Relator's fear of retaliation is not sufficient reason to maintain the seal. Although the Eleventh Circuit has not ruled on this precise issue, other courts have uniformly found that fears of retaliation including interference with a relator's employment do not justify indefinitely sealing a qui tam case. See id. at *3-4 (citing United States v. King Pharm., Inc., 806 F. Supp. 2d 833 (D. Md. 2011) ); United States ex rel. Herrera v. Bon Secours Cottage Health Servs., 665 F. Supp. 2d 782 (E.D. Mich. 2008) ; United States ex rel. Permison v. Superlative Techs., Inc., 492 F. Supp. 2d 561 (E.D. Va. 2007) ). Specifically, these courts concluded that such a seal was not warranted for reasons including, but not limited to: (1) the text of the False Claims Act provides only for a 60-day seal for the Government's investigation; (2) the False Claims Act contemplates the added difficulty of the Government declining to intervene by adding a greater financial incentive for relators who continue to prosecute but does not provide for the ability to do so anonymously; and (3) fears of employment-related retaliation do not outweigh the strong presumption in favor of public access to judicial records in cases involving fraud against the Government. See id. The Court finds this reasoning persuasive.

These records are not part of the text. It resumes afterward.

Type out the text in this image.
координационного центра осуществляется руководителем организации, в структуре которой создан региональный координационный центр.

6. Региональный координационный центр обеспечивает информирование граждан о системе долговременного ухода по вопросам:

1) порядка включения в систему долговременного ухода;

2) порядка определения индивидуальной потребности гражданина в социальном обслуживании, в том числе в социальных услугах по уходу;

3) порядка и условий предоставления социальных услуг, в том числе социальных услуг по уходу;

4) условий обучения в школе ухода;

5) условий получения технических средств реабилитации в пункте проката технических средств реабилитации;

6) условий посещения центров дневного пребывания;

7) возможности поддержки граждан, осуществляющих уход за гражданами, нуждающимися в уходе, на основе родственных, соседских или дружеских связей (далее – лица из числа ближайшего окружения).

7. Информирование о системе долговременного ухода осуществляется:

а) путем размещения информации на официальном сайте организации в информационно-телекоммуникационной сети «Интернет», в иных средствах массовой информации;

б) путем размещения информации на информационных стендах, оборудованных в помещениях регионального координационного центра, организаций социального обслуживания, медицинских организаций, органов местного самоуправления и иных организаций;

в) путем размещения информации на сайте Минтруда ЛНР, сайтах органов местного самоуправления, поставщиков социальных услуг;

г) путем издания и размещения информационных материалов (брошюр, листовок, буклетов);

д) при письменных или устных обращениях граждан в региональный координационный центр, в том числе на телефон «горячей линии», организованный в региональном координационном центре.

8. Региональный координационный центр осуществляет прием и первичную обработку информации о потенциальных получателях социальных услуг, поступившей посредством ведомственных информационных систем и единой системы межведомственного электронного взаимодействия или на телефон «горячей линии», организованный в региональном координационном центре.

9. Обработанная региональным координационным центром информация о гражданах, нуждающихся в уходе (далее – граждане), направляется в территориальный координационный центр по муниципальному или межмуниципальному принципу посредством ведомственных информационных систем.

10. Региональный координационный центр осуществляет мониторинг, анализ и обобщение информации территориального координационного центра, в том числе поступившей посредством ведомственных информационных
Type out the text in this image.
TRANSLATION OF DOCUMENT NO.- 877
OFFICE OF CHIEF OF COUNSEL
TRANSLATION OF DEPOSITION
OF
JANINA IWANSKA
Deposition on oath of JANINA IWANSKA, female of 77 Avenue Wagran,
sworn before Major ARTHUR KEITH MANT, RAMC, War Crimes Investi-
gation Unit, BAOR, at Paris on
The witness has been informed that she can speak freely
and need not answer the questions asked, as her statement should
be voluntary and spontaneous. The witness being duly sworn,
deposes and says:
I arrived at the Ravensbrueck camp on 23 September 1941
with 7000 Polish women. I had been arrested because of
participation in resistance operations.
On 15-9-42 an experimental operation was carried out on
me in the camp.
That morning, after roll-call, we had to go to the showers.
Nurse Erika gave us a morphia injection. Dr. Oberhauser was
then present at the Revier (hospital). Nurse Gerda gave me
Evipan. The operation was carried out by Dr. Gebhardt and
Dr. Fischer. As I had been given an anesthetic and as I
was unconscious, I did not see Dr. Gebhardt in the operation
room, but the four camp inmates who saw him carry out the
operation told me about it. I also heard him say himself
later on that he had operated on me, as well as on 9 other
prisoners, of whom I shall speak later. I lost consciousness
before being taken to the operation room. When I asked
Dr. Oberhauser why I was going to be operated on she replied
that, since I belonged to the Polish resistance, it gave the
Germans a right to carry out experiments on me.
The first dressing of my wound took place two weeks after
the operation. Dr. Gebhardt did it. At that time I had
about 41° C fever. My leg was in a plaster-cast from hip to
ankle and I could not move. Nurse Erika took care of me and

The Court will also deny Relator's alternative request that his name be redacted pursuant to Fed. R. Civ. P. 5.2(d) for the same reasons. Further, it is unclear how Relator's identity could remain secret even if his name were redacted in the filings, given that he is the Plaintiff of record. In short, Relator's desire for permanent anonymity is not supported by the governing statutes permitting temporary sealing of qui tam cases and does not outweigh the strong presumption in favor of public access to judicial records.
III. CONCLUSION
For the foregoing reasons, the United States' Motion to Dismiss [14] and the motion to lift the seal included therein are GRANTED.
This action is DISMISSED WITH PREJUDICE with respect to Relator. The Clerk is DIRECTED to close this case.
Additionally, the Clerk is DIRECTED to lift the seal on all docket entries except Dkt. No. [12], which shall remain under seal indefinitely. IT IS SO ORDERED this 16th day of August, 2019.